古い車の純正ナビの地図が最新でないことは、分かっていました。それでも重い腰が上がらなかった一番の理由は、地図の古さそのものより「もうGoogleマップの使い勝手に慣れすぎていた」ことだったと、今になって思います。
50代の会社員です。以前、2009年式のBMW 3シリーズ ツーリング(320i)に乗っていました。今回の話は、その車の純正ナビをどう考えて、最終的にCarPlay化に踏み切ったかという振り返りです。
純正ナビと何が違ったのか
車で出かける時は、Googleマップを使うことが多くなっていました。自分にとって使いやすかったのは、地図の情報が新しいこと、到着時間の目安がだいたい合っていること、そして細い道まで案内してくれることでした。細い道を案内されるのは、自分としてはむしろ嬉しいポイントでした。
純正ナビにも良さはあったはずですが、この「普段のGoogleマップ」に慣れてしまった距離感を埋めるほどではなかった、というのが正直なところです。どちらが優れているという一般論ではなく、あくまで自分にとってそうだった、という話です。
本当の決め手は「確認」ではなかった
「不安を乗り越えて、確認した上で踏み切った」と書ければかっこいいのですが、実際はそうではありませんでした。
当時、車の装備にこだわりたい時期で、「純正然とした」パーツをあれこれ足していました。走行中もホイールセンターキャップのロゴが回転せず止まって見えるパーツや、ドアを開けると足元が照らされるパーツ、純正の芳香剤まで。「これも純正なのか」というような細部まで手を出していた延長線上に、CarPlay化もありました。
つまり、不安を上回ったのは冷静な検討ではなく、装備へのこだわりと勢いでした。ここは正直に書いておきたいところです。
面倒だったけど、やってよかった
取り付け作業について、事前は「自分にできるだろうか」という不安が一番大きかったのですが、結果として作業は、その不安どおりある程度面倒でした。簡単だった、とは言えません。
それでも、仕上がりには自分でも驚きました。ステアリングのボタンを押すだけでCarPlayが起動しますし、コンソールの操作スティック(iDriveコントローラー)でも、そのまま操作できます。見た目も操作感も、純正に近い使い心地になりました。面倒だった分、「やってよかった」という気持ちの方が大きく残っています。
自分が気にしなかったこと
正直に言うと、「元に戻せるか(可逆性)」は、自分の中ではほとんど気にしていませんでした。着手前もそうですし、今も特に気にしていません。実際、結局元に戻すこともないまま、CarPlay化した状態で次の車へ下取りに出しています。
ただ、これから検討する人の中には、そこが気になる人もいるはずです。
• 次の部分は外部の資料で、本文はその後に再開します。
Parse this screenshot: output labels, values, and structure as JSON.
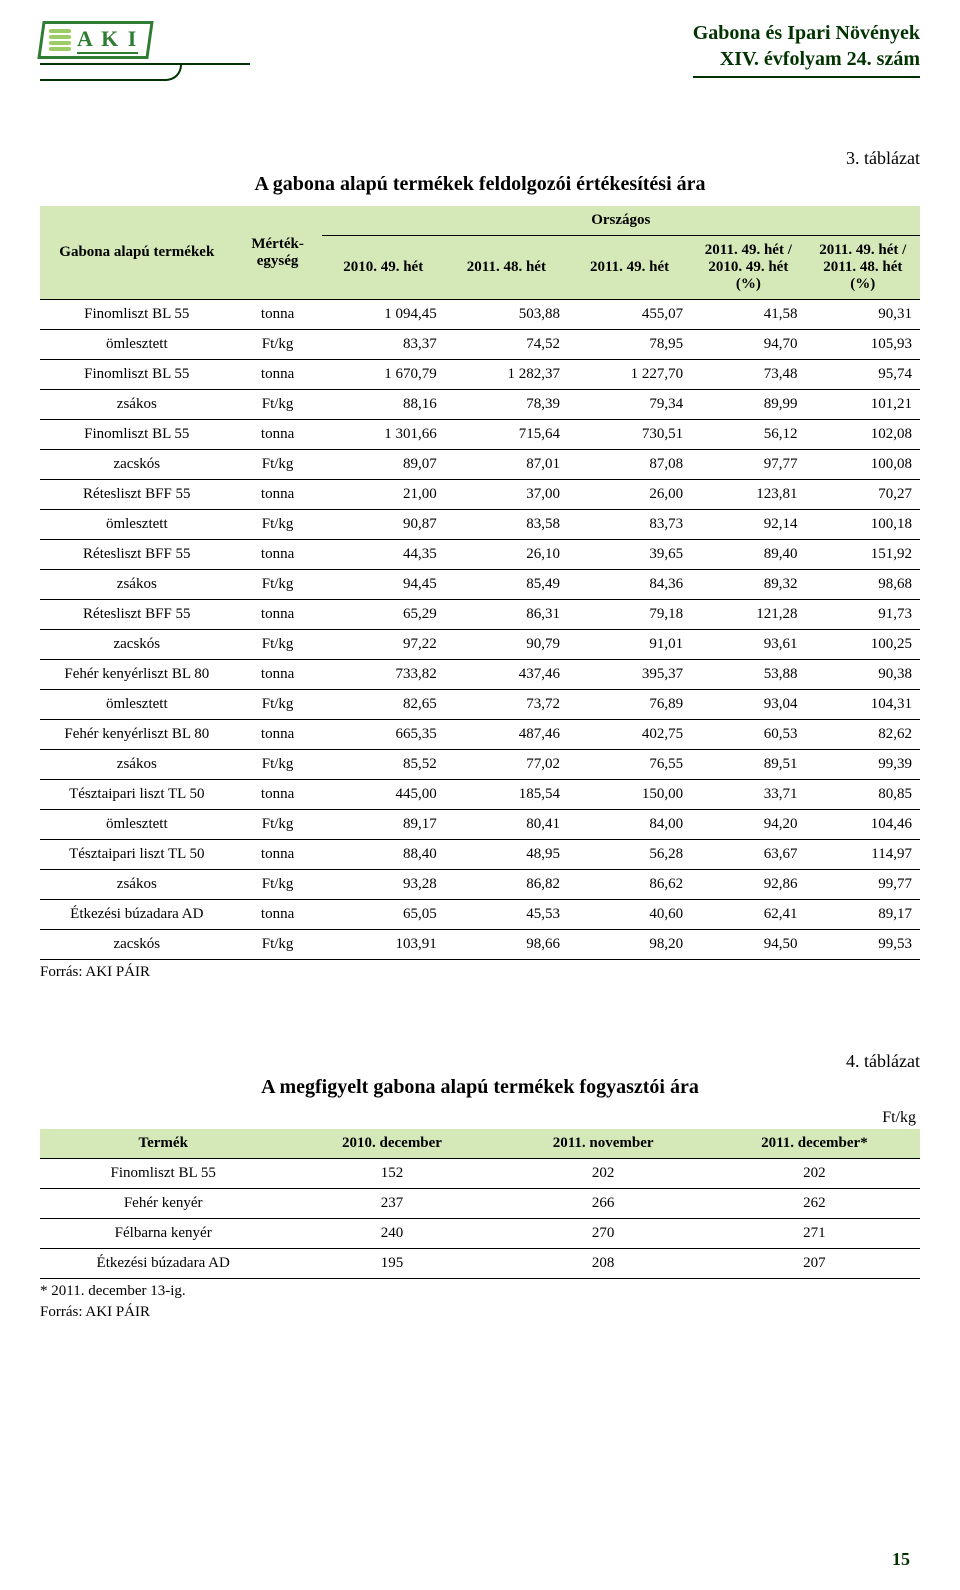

自分と同じでなくていいので、気になるなら先に確認しておいた方がいいと思うポイントを挙げておきます。
- 適合:自分の車種・年式に、検討しているものが本当に合うか(車ごとに条件が違うので、ここは個別に確認するしかありません)
- 費用:本体だけでなく、工具や消耗品まで含めた総額感
- 元に戻せるか(可逆性):気になる人は、着手前に確認できているか
今、同じ違和感がある人へ
この車はすでに手放してしまいましたが、当時の判断そのものは、今振り返ってもやってよかったと思っています。「確認して踏み切った」という格好いい話ではなく、「こだわりと勢いが不安を上回った」というのが実態でしたが、ステアリングからもiDriveからも操作できる、満足度の高い仕上がりになりました。
もし今、古いナビの地図に違和感を持ちながら、CarPlay化のような手を加えることに踏み切れずにいるなら。自分には、面倒さを上回る満足感がありました。検討するなら、適合と費用感に加え、自分で作業する不安を引き受けられるかも確認しておくとよいと思います。可逆性を気にするかどうかは、人それぞれでいいはずです。